Wednesday, June 09, 2010

Poetry with Mystery Embedded -- C. S. Carrier, AFTER DAYTON

It's been one of those years. I just donned my archaeological khakis and dug through a frighteningly layered corner of the office. Reward: a 2008 copy of C. S. Carrier's AFTER DAYTON that escaped me when it arrived here. Surreal, playful, questioning, dark -- this intense collection of 54 pages poses mysteries, quandaries, peculiarities. Dancing through the poems in the presence (or absence) of Slovenian poet Tomaž Šalamun, somehow an alter ego to either Carrier (born in Dayton OH, grew up in North Carolina, now in Northampton, Mass.) -- or to his actual birth, odd though that sounds. There are eight poems titled "Tomaž Šalamun (If You Exist)" scattered through the volume, and each one allows room for another set of questions.
Here's a short sample of Carrier's playful yet edgy propositions, from "Azalea":
I don't speak until spoken to,
until an azalea's strapped to my back. Where I coalesce
I butcher the Spanish azaleas of tongues.
I take pictures of barns and rockformations
along the azalea.
And this title too reappears later in the volume, a recurring madness of the mouth and page.

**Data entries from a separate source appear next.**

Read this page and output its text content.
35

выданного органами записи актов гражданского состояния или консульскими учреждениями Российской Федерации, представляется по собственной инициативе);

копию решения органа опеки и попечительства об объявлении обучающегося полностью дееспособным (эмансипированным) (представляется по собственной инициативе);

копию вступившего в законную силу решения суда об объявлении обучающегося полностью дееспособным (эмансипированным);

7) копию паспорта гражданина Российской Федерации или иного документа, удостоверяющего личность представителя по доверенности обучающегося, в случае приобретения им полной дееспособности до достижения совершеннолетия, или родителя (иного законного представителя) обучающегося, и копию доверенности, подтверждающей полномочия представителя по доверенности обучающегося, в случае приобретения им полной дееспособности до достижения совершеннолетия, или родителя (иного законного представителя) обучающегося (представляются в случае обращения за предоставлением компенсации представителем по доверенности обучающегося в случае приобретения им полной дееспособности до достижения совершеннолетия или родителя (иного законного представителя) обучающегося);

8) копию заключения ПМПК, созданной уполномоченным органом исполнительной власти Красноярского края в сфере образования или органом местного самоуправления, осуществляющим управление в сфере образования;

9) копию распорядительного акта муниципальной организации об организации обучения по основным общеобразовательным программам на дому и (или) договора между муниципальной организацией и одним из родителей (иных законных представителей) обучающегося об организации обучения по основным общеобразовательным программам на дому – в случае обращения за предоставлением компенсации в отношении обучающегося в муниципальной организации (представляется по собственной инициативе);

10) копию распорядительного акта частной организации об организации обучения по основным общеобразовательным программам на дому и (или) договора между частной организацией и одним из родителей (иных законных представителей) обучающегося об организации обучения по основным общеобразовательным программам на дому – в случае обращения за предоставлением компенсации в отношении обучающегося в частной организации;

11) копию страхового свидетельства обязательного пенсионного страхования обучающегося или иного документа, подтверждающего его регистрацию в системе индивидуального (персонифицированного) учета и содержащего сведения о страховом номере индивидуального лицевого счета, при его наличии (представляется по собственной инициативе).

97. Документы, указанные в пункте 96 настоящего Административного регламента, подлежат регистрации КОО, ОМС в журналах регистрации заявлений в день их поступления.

Although many of the forms are straightforward frameworks for Carrier's quizzical narratives, some -- as for "The Mind's Ordinary Task" and "When to Rest" -- explore placement on the page, balanced with ample open spaces.

Amazingly, after all this bold experimentation, the collection ends with a gentle narrative inquiry called "Lyric," of which I provide here the final three lines:
The ashtray blooms, smoke burns my chest,
chokes the moth. When the moth flies away,
will it take intimacy in its coatpocket?